Yay Or Nay? Malaysia Is Launching Its First Flying Car Prototype This Year!
Well, it seems like Malaysia is getting ready to embrace the flying car hype. Malaysia’s first-ever flying car, which will be driven by local technology, is expected to be unveiled this year. The announcement was made by Datuk Seri Redzuan Md Yusof, Minister of Entrepreneur Development at the Growth Malaysia initiative.
What’s more, the technology is already available, said the minister, and added that the whole operation would be down to speed and implementation. Redzuan said the car would be safe and capable of flying at low altitudes at a reasonable speed.
The project aims to utilise the country’s capabilities in the aerospace, drone, unmanned aerial vehicle (UAV) and automotive sectors.

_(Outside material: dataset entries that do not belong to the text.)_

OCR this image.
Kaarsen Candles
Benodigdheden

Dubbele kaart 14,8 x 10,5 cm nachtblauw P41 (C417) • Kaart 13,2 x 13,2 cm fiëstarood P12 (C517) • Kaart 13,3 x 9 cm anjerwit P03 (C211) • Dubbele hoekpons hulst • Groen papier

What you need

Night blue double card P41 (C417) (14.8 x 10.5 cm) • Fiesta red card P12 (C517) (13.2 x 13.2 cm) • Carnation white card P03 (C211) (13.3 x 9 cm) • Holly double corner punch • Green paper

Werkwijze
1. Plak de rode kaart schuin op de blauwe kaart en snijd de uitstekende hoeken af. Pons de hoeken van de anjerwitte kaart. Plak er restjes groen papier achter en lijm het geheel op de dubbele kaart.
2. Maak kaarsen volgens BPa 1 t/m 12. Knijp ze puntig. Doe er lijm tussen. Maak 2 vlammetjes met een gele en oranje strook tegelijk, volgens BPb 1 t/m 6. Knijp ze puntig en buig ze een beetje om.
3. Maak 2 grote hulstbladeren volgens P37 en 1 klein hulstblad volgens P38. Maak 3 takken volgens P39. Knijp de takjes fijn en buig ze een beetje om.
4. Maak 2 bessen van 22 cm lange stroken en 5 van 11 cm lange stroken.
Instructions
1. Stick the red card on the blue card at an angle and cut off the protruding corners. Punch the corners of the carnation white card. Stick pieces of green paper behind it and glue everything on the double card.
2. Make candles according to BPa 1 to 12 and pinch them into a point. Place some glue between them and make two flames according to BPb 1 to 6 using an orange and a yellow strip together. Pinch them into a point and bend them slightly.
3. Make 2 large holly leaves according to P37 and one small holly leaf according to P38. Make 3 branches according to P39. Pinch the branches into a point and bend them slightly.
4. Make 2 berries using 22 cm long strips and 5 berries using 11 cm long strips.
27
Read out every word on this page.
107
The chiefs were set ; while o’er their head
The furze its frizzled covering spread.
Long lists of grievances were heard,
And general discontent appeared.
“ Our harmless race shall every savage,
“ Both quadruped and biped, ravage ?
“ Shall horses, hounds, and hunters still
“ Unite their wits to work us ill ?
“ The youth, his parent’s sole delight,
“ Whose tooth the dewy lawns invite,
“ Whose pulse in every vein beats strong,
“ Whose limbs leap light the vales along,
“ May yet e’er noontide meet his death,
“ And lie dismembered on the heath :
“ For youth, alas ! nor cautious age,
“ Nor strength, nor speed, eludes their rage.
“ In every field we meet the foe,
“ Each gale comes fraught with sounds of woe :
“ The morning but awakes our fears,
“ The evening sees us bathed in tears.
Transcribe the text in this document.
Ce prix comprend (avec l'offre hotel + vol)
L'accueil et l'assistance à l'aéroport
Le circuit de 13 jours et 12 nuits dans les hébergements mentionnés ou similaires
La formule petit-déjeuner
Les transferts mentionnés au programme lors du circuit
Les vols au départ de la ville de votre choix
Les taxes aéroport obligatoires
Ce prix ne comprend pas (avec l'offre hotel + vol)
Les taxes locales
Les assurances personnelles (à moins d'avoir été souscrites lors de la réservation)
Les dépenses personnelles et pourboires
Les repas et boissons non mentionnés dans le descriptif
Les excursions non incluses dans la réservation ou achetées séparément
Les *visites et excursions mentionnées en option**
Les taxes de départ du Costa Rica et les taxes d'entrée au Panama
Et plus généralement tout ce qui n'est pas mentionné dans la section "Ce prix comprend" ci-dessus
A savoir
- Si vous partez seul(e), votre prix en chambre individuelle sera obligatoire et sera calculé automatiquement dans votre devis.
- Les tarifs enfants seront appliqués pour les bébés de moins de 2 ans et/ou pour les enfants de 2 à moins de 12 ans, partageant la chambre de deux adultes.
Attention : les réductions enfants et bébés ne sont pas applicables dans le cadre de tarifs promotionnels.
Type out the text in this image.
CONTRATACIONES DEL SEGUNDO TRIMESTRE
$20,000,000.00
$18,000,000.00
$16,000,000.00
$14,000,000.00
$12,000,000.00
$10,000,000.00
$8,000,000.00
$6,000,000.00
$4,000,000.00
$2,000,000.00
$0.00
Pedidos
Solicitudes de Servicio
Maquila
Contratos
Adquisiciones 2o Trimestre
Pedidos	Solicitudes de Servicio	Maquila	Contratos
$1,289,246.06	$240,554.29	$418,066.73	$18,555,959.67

The government also wants to use this project to create an environment that stimulates people to think about new technologies.
“The prototype would cost slightly over RM1 million to build,” Mohd Redzuan said, “We are providing the catalyst and ecosystem to stimulate the people to think beyond what we are capable of doing today.”
“Malaysia has the skill set to excel in all these fields. We need to make full use of it, because the bottom line is we want to be a producing nation,” he said.
However, rather than the joyous reception that a flying car is supposed to bring to the country, Malaysians have been very divided on the matter, with many mocking the project, especially when it comes to the country’s track record of automotive projects.
Previous automotive projects in Malaysia have not always met with great success, with the unimaginative models produced by the national car brand, Proton, to the shoddy workmanship of the cars. This is why many people have come up in arms against the flying car project, dismissing it as another unrealistic and unreliable scheme.
At the negative comments, Datuk Seri Mohd Redzuan Yusof has responded to the criticism of the project. Mohd Redzuan said that what critics don’t realise is that the country has expertise in various areas, which he claimed can potentially contribute to national development.
“We do not realise that our people have plenty of expertise. If we look at today’s global indexes, some of the individuals involved in industries using space-age technologies are young Malaysians. It is not easy to breed the spirit of entrepreneurship in our youth, but plenty of them have expertise that can help.” he said.
Mohd Redzuan also gave an example of Malaysians overseas who have become successful and can contribute to the flying car project.
“In Japan, there is a group of Malaysians who produce the designs locally and export them to Japan for use in the construction of aircraft. We don’t know it, but aircraft interiors are designed by Malaysians themselves.”